第1208話 天之御の激励
「くっ、これじゃ先に進むのも……このままじゃ……」
表情では隠せているつもりなのかも知れないが、言葉や行動で焦燥感が内心に生じている事はシレットの様子から見て明らかであった。
「魔王妖術……久遠の闇!!」
その時天之御が総叫び、シレットの前方から迫っている兵器の前に黒い球体を出現させて其の兵器を吸い込んでいく。
「天之御……さん……!?」
あまりにも意外な光景、行動だったのか、シレットは其の場に立ち止まり、少し動揺した声を上げる。
「シレット君……君が育った場所だから焦燥感が生じているのは分かる、そしてそれを無理に抑えろなんて僕は言える立場じゃない、だけど君の焦燥感を取り除く援助をする事は出来る!!
だから一人で気負わないで!!」
駆け寄ってきた天之御に諭され、シレットの表情から少し影が消えたような印象を受ける変化が見られる。
「天之御殿下!?一体何を……」
突然にシレットを諭したためか、他の面々も面食らった表情を浮かべて只呆然とその光景を見て立ち尽くしそうになる。
だが目の前から迫ってくる兵器がそれを許さない。
「前方から兵器が接近してきているよ!!今はシレットの焦燥感の解決と並行して兵器の迎撃を!!」
涙名がそう叫ぶとコンスタリオ小隊、天之御達双方が光線体制を取り、迫ってくる兵器と戦う。
先程天之御が黒い球体に吸い込んで大半の兵器を掃討した事もあり数は瞬く間に減っていき一同は建物の入口まで迫る。
そして入り口に入ると其処は只広間があるだけであり、其処から見える階段が二階と地下に別れているのが見える。
「地上と地下の二箇所に別れている階段か……少なくともこの何方か片方には秘密が隠されていそうだね。

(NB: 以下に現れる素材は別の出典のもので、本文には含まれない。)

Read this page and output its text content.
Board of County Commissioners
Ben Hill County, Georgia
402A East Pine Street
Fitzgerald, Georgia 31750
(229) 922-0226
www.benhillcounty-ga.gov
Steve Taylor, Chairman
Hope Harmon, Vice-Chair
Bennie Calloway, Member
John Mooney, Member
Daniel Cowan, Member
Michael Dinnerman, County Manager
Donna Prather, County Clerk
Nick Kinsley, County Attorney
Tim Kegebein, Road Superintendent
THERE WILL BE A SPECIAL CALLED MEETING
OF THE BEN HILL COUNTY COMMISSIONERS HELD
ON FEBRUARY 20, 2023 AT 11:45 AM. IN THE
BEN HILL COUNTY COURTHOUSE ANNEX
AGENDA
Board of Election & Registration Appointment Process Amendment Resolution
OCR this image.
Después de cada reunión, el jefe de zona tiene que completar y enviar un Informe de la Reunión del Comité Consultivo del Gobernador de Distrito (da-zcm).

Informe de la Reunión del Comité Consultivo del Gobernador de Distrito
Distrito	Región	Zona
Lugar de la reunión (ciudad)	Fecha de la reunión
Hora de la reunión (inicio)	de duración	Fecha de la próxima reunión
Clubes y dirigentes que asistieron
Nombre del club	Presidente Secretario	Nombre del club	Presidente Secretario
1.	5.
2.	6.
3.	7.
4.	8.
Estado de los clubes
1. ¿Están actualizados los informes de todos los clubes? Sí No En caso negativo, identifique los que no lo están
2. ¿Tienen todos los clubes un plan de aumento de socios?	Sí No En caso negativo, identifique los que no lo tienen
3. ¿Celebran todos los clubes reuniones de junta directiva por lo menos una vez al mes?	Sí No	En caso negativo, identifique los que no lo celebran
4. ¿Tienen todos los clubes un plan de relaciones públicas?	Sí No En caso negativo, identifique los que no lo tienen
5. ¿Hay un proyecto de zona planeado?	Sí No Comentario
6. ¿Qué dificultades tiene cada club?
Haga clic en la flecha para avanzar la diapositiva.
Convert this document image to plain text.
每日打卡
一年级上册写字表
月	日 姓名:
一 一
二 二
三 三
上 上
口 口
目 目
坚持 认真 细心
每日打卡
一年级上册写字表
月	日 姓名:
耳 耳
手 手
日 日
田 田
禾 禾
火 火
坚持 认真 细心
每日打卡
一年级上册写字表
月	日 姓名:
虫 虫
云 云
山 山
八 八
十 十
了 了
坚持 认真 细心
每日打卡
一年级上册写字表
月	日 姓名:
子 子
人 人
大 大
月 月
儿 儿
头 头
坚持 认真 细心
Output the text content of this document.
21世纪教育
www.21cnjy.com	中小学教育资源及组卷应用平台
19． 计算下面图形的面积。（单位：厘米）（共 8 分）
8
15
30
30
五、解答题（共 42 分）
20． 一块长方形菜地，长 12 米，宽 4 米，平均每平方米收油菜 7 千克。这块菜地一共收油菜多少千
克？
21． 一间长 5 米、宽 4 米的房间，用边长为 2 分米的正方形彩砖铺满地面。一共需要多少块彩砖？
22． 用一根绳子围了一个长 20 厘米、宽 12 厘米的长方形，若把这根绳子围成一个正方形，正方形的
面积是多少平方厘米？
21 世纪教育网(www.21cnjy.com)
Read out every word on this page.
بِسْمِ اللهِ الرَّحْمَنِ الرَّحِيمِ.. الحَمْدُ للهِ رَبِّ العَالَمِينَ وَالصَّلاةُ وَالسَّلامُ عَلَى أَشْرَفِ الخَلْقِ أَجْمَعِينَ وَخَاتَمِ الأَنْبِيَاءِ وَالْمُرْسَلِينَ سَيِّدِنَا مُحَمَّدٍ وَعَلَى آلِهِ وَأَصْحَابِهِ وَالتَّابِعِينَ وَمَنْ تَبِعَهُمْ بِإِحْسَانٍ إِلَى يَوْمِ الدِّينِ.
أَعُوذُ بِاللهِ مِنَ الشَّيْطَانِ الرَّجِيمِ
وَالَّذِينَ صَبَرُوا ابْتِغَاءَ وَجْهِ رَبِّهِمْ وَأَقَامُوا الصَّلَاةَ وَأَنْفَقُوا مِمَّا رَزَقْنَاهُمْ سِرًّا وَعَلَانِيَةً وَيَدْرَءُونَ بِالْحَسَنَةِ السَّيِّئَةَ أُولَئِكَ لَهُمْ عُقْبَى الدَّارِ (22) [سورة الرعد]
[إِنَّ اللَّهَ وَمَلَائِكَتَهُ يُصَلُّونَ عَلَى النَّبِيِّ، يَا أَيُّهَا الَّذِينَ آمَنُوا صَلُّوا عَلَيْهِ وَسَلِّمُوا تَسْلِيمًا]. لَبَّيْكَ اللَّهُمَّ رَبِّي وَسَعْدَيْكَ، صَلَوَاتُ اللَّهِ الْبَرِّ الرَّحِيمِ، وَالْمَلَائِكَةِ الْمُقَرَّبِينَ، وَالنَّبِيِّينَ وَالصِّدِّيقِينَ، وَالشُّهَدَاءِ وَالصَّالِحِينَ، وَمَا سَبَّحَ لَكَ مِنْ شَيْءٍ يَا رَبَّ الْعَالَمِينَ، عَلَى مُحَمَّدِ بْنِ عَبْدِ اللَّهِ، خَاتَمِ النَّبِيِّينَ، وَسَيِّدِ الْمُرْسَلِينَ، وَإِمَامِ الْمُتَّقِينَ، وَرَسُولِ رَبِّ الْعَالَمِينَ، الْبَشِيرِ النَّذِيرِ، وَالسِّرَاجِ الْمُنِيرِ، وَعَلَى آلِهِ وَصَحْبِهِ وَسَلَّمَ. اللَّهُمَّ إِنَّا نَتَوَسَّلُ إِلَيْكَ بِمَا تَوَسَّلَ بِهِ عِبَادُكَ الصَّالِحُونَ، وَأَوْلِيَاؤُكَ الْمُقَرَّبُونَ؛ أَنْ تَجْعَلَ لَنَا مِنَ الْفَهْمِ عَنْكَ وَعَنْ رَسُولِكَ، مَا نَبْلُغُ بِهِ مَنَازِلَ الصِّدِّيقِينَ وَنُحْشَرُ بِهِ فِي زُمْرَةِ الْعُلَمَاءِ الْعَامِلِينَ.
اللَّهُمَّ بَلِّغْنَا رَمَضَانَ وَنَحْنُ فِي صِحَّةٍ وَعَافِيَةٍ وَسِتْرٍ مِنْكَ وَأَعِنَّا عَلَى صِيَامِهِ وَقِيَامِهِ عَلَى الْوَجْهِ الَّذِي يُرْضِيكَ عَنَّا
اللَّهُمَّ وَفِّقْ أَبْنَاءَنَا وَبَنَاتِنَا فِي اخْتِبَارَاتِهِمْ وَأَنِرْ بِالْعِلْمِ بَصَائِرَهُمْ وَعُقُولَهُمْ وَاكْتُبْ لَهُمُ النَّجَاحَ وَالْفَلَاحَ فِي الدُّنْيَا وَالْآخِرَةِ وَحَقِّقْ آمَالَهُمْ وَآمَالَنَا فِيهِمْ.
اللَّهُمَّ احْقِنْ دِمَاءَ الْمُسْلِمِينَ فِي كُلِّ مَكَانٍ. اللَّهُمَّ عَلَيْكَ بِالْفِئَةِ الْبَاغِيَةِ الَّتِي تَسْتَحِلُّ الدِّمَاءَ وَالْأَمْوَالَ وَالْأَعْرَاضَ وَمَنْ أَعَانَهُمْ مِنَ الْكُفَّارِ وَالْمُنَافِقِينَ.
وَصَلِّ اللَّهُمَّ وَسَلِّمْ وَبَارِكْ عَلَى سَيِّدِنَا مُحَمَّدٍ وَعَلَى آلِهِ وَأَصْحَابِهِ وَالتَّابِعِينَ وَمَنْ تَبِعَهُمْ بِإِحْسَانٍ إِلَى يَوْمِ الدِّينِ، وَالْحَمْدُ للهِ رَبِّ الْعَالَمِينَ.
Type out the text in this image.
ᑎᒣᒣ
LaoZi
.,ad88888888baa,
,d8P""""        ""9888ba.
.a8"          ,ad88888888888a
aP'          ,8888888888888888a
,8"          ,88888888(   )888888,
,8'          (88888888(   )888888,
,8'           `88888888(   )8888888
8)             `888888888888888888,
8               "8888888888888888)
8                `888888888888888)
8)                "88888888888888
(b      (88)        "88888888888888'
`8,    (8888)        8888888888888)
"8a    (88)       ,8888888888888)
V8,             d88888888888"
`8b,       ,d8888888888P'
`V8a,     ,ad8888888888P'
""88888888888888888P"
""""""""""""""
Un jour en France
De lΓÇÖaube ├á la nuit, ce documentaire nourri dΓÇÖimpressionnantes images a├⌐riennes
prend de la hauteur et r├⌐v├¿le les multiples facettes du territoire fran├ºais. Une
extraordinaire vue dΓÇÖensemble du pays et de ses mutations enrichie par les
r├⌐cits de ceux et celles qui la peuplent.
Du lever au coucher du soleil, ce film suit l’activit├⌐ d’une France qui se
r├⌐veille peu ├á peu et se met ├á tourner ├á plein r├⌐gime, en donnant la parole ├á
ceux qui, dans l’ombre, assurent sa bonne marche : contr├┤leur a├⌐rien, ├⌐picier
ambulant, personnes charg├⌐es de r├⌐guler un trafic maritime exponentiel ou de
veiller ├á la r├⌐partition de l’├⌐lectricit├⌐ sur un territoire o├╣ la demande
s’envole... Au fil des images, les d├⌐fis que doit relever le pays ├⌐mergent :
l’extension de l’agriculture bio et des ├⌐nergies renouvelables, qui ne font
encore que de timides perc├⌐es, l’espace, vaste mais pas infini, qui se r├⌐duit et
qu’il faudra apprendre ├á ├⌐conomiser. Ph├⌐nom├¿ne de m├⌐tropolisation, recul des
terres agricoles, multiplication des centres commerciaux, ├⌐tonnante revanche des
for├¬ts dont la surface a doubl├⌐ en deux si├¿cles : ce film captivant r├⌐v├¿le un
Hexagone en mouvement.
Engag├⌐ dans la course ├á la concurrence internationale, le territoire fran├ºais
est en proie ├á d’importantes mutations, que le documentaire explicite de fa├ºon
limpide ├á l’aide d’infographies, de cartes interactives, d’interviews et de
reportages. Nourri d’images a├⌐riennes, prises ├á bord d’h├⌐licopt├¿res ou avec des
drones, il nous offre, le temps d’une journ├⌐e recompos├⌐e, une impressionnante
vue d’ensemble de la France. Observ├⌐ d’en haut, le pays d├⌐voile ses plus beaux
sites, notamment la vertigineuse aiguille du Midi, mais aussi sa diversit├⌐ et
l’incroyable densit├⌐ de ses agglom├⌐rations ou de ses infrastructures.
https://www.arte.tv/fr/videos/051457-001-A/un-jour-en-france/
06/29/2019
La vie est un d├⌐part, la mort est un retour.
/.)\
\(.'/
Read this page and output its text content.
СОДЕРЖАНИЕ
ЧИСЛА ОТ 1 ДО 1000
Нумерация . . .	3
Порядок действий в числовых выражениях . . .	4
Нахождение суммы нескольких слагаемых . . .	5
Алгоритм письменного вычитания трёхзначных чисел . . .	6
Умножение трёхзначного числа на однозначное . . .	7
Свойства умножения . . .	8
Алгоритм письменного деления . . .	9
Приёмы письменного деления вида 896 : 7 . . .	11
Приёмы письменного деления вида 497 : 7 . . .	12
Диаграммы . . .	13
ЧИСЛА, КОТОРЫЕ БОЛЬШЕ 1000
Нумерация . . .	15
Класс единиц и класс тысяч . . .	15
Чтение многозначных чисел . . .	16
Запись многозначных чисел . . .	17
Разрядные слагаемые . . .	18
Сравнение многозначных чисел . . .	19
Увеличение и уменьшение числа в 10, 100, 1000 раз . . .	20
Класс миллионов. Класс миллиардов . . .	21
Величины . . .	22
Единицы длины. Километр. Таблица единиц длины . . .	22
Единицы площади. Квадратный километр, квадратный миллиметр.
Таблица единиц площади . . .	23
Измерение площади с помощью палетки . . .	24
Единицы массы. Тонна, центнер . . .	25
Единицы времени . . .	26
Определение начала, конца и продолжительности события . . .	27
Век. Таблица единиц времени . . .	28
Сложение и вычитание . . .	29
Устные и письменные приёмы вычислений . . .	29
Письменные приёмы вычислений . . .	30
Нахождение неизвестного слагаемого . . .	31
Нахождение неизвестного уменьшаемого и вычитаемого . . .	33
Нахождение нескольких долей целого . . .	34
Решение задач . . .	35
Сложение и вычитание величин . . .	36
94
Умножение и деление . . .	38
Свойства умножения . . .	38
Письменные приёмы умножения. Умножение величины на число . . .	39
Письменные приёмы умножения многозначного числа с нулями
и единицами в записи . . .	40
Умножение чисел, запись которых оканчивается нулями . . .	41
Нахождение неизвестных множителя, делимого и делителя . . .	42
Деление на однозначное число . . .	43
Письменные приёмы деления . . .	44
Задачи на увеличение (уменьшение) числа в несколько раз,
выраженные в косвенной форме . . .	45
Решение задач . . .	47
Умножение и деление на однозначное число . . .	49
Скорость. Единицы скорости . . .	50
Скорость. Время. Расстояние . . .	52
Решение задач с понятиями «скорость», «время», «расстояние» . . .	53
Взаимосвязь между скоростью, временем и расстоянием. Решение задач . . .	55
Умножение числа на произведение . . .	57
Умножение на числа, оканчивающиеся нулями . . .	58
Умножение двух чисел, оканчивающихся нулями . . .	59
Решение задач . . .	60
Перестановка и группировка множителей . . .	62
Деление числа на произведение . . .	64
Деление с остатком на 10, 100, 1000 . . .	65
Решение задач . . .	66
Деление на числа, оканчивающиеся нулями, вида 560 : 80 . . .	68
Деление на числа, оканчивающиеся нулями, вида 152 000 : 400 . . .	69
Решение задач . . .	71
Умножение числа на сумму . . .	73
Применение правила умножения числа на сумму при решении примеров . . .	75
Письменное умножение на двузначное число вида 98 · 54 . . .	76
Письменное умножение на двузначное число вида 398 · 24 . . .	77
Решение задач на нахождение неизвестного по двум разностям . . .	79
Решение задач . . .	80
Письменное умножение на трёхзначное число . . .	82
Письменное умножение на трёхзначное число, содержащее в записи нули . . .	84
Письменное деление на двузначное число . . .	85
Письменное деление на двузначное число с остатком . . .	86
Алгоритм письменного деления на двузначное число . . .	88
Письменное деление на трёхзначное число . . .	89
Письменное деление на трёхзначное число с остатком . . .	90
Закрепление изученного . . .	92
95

これは調べて見る価値はありそうだけど、どうする隊長さん?」
唐突に天之御から話を振られ、コンスタリオは又しても面食らった表情を浮かべる。
「え!?どうするって……一体……」
この発言に対して発した返答の動揺がそれを物語って居た。
「全員で一箇所ずつ調べるのか、それとも上下に別れて一気に調べるかって事だよ。
別れて調べれば効率は良いけど何か起こった時に対応するのが難しくなる、逆に纏まって調べるなら其の逆になるって事、この何方で行くかって事。
僕一人で完全に決めてしまう訳にはいかないからね」
先程コンスタリオに対して質問した理由を説明し、コンスタリオの返答を促す。
「成程……そういう事ね、なら私は二手に分かれる方を希望するわ」
その真意を聞き、コンスタリオはこう明確に返答する。